A: No; Matthew makes explicit what the audiences of Mark and Luke would consider implicit. Under the Law of Moses, a wife found guilty of adultery would be executed; this law was apparently adapted, after the Roman colonization of the Hasmonean kingdom (by Pompey in 63 B.C.) and Roman laws became the law of the land. The Romans denied the local authorities the right to enforce the death penalty in such cases (though theoretically an adulterous wife could be lynched) so instead of actually executing the guilty wife, she was declared legally dead in the eyes of her family. The husband was then free to remarry as if his wife had died.
Thats the scenario that I think is lurking in the background here. Unfortunately theres not much extra-Biblical evidence for this; its a guess at what the rabbis of that era did when they regarded a woman to be guilty of adultery but their governing elders were, under Rome, prohibited from executing her. But such an adaptation is not unlike other adaptations that were made when law-enforcement had to be adapted in light of extenuating circumstances. Also, this has the advantage of interlocking well with what Paul says in First Cor. 7:10-17.

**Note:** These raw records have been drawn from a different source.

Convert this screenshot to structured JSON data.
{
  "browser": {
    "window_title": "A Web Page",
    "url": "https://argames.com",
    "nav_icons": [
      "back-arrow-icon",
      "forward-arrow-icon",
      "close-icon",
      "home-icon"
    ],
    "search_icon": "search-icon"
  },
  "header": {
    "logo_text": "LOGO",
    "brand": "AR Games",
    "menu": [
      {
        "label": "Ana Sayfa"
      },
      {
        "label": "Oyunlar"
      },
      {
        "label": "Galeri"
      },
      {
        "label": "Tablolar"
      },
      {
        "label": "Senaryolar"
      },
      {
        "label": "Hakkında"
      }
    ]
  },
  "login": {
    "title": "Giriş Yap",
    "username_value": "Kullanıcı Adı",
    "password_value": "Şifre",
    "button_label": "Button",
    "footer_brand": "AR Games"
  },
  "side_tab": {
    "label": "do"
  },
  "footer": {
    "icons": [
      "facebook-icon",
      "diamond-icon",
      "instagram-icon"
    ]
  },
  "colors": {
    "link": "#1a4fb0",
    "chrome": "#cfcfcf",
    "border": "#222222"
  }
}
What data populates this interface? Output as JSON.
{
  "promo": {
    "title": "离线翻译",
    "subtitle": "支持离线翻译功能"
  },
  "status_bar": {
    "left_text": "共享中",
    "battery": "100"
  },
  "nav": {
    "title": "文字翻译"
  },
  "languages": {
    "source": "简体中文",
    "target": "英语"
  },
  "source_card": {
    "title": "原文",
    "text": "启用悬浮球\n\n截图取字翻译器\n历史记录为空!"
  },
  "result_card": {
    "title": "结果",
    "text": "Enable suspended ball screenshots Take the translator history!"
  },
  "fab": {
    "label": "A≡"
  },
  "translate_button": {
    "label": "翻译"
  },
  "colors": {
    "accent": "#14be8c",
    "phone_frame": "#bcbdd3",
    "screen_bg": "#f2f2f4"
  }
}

The meaning of Matthew 19:9 would thus be that (a) a man is forbidden to divorce his wife unless she has been sexally unfaithful to him, (b) if he divorces her for some other reason, and remarries, when he consummates the union with the second woman he marries, he will be committing adultery, and (c) if a man divorces his wife with just cause -- i.e., because she committed adultery -- then if another man marries the divorced woman, he is committing adultery.
Another solution -- though to me its severity raises a fresh problem -- is pointed out in an essay provided earlier by OriginalMissJesus (see the responses at Matthew 5:31): the term rendered sexual immorality or fornication in Matthew 19:9 is understood to mean not fornication but incest, meaning that the man and woman are found to be too closely related and their marriage may lawfully be annulled on the grounds that it was never legal to begin with. On this premise, one would harmonize Jesus statements with Pauls statements either by approaching Jesus statements as something that was literally applicable only during the covenant of the Law, or by approaching some of Pauls statements as non-authorative but exemplary self-quotes.
This, btw, is part of a larger issue -- divorce and remarriage in the covenant of grace -- which Dr. Craig Keehner of Duke University has explored in detail in the book And Marries Another. Even if one does not agree with all of his conclusions, his copiously footnoted book on this subject is well worth digesting.